Pound, Ezra (1885-1972), was an American poet and essayist. He became one of the most influential and controversial literary figures of the 1900’s.
Disillusioned with what he considered the artistic backwardness of the United States, Pound left the country in 1908. He lived in Venice, London, Paris, and, finally, Rapallo, Italy. He became the friend and critic of Irish writers William Butler Yeats and James Joyce. Pound also helped such then-unknown poets as T. S. Eliot, William Carlos Williams, and Robert Frost.
Pound’s early work reflects his conviction that the poet must play a vital role in the culture of the time. In his poem “Hugh Selwyn Mauberley” (1920), Pound revealed his anger at the slaughter during World War I (1914-1918) and his despairing sense of the failure of art to affect the course of history.
Pound spent the last 50 years of his life composing a never-completed, 800-page poem called The Cantos. In the first section, Pound traced the rise and fall of Western and Eastern civilizations, emphasizing the conflict between artistic spirit and materialistic greed. The Cantos that were written during the late 1920’s and the 1930’s deal with the economic and political corruption Pound saw developing since the time of two of his heroes, John Adams and Thomas Jefferson.
Pound’s indignation rapidly turned to anti-Americanism and anti-Semitism. Pound became an admirer of the Fascist rule of Italian dictator Benito Mussolini. During World War II (1939-1945), Pound broadcast Fascist propaganda to the United States. In 1945, the U.S. government arrested Pound for treason. While imprisoned at a U.S. Army camp in Pisa, Italy, Pound wrote some of his most moving and self-critical verses, the Pisan Cantos. In 1946, Pound was judged insane and spent 12 years in a Washington, D.C., mental hospital. He was released in 1958 and returned to Italy, where he died on Nov. 1, 1972.

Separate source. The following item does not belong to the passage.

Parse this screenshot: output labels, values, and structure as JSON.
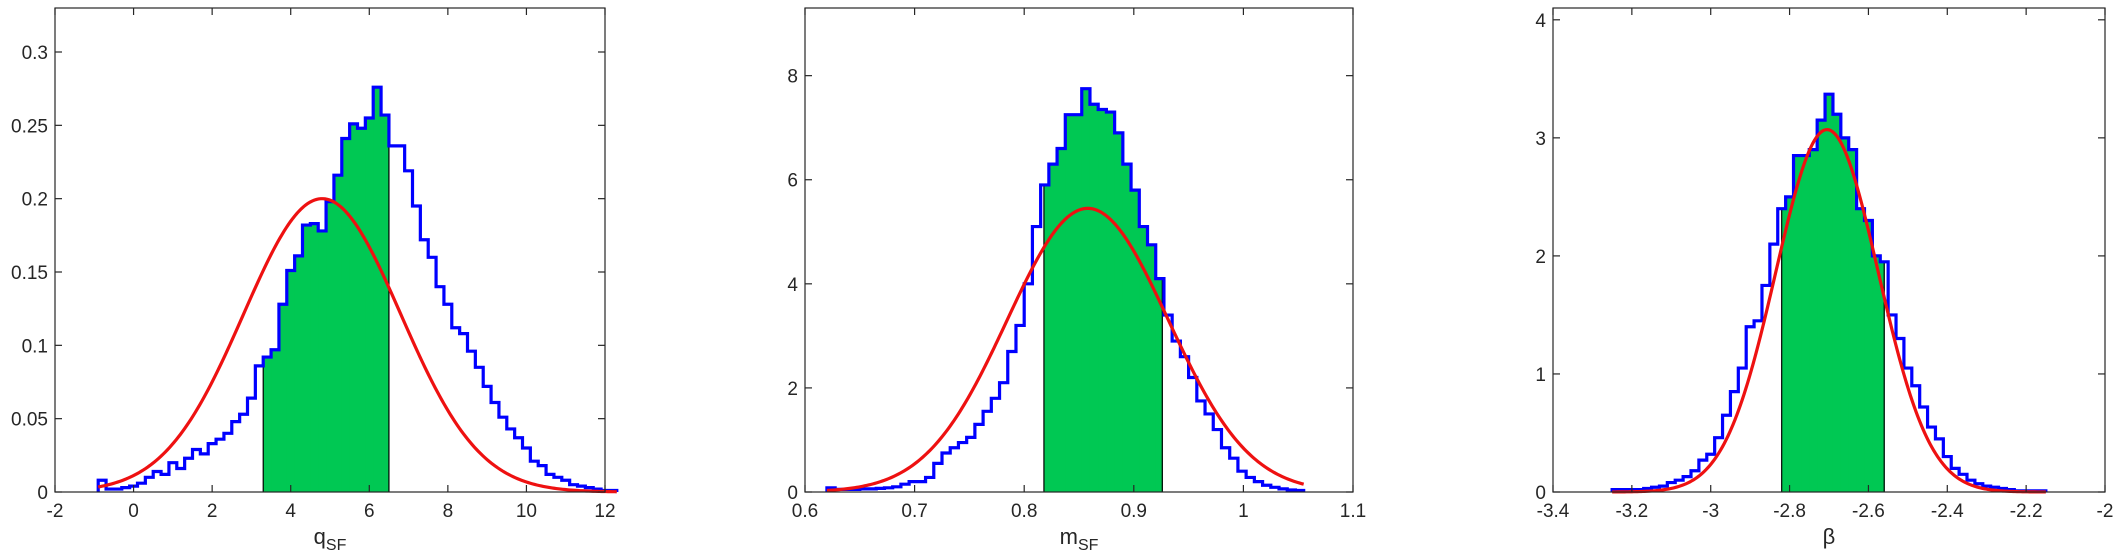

Ezra Loomis Pound was born in Hailey, Idaho, on Oct. 30, 1885. He died on Nov. 1, 1972. His criticism was collected in Literary Essays of Ezra Pound (1954) and Selected Prose 1909-1965 (1973). Two major collections of his poetry and translations were published after his death. They were Poems and Translations (2003) and New Selected Poems and Translations (2010).